Dimock – The football game between Tunkhannock and Dimock, scheduled to be played Saturday, October 17, did not come off, owing to Tunkhannock’s backing out.


Forest Lake – The Kane School house is being rebuilt this week by the school directors, as it was pronounced unsafe.


West Lenox – Albert Phillips is the champion potato raiser in our section, this season. In Lenox, Ed Collins and Frank Rose, of Harford, moved a barn for Benjamin Carr the past week.


West Jackson – Jesse Morse and John Dakin have a fine field of potatoes. They have already dug 750 bushels.


Gelatt – Mr. and Mrs. William Manzer have moved from their farm here and opened up a new store. Give him a call.

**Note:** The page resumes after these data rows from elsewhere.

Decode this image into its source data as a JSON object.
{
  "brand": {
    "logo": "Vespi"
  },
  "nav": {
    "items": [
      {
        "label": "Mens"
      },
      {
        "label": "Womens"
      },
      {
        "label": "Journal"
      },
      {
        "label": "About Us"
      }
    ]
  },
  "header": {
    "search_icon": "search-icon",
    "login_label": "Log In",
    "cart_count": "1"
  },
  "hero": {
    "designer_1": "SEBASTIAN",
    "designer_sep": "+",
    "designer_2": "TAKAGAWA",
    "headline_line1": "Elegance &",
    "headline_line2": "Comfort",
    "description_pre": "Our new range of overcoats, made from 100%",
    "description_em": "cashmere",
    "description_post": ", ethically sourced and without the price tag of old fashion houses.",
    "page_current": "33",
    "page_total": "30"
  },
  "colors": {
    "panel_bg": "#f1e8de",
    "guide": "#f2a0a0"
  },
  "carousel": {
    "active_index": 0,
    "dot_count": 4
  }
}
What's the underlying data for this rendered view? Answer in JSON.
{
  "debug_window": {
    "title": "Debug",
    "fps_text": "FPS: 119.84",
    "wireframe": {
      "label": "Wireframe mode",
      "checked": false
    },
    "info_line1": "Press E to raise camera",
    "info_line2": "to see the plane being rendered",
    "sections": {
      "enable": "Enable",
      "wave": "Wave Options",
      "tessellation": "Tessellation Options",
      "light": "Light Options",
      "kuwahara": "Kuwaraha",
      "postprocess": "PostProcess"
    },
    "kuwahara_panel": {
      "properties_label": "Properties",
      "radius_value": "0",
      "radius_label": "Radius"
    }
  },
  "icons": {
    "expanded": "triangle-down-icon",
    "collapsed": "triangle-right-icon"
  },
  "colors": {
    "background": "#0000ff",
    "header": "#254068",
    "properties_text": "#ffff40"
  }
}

Franklin Twp. – Benjamin Conklin Vance, youngest and only living son [of 12 children] of James and Charity Vance, was born June 28, 1829, and always lived on the farm where he died Oct. 18, 1914, being 85 years, 3 months and 20 days old. He was born in a house which stood very near the house in which he lived. He was brought up on the farm in the usual way of those days and attended the district school. In 1854 he married Kate Decker, who is still living, enlisted in the Civil War and was 1st. Sergt. In Co. C, 151st Regiment, Pennsylvania Volunteers; later re-enlisting in the 2nd New York Cavalry. He has always been a kind and benevolent neighbor, helping and giving to those whom he thought in need with a free hand; and now he has come down to death and we lay him away with the thought that his has been a life well spent,


News Briefs: Susquehanna County Teacher’s Institute. The town is fairly swarming with teachers of the county thus week, a fine appearing lot of young people, cheerful and vivacious, who show by every word and action that they are not only interested in their work and cheerfully accept the many responsibilities incident hereto, but feel a real zest and delight to discharging their duties. The teachers of Susquehanna Co. would be a credit to any county in the State—or in the United States and Montrose people take very kindly to the teachers, too, and look forward with pleasure to their yearly visit. ALSO People, without regard to creed or denomination, have an opportunity to contribute toward the Christmas ship, which will leave in a few days to make glad the hearts of the great throng of orphans and widows, made by the great European conflict. Toys, new or good secondhand ones, children’s clothing, underclothing and shoes, such as you would be glad to receive, or money, may be left at the Independent Republican office, in Montrose, not later than Monday, Oct. 24, from which they will be forwarded to the receiving station at City Hall courtyard, Philadelphia. ALSO The State Hospital at Farview is getting its supply of fuel from the old gravity railroad bed located on the hospital farm. It is stated that the supply will last for many years. ALSO A Williamsport woman has brought suit for damages against a private hospital of that city, alleging that she was seriously burned by a hot water bottle while under an anesthetic during an operation.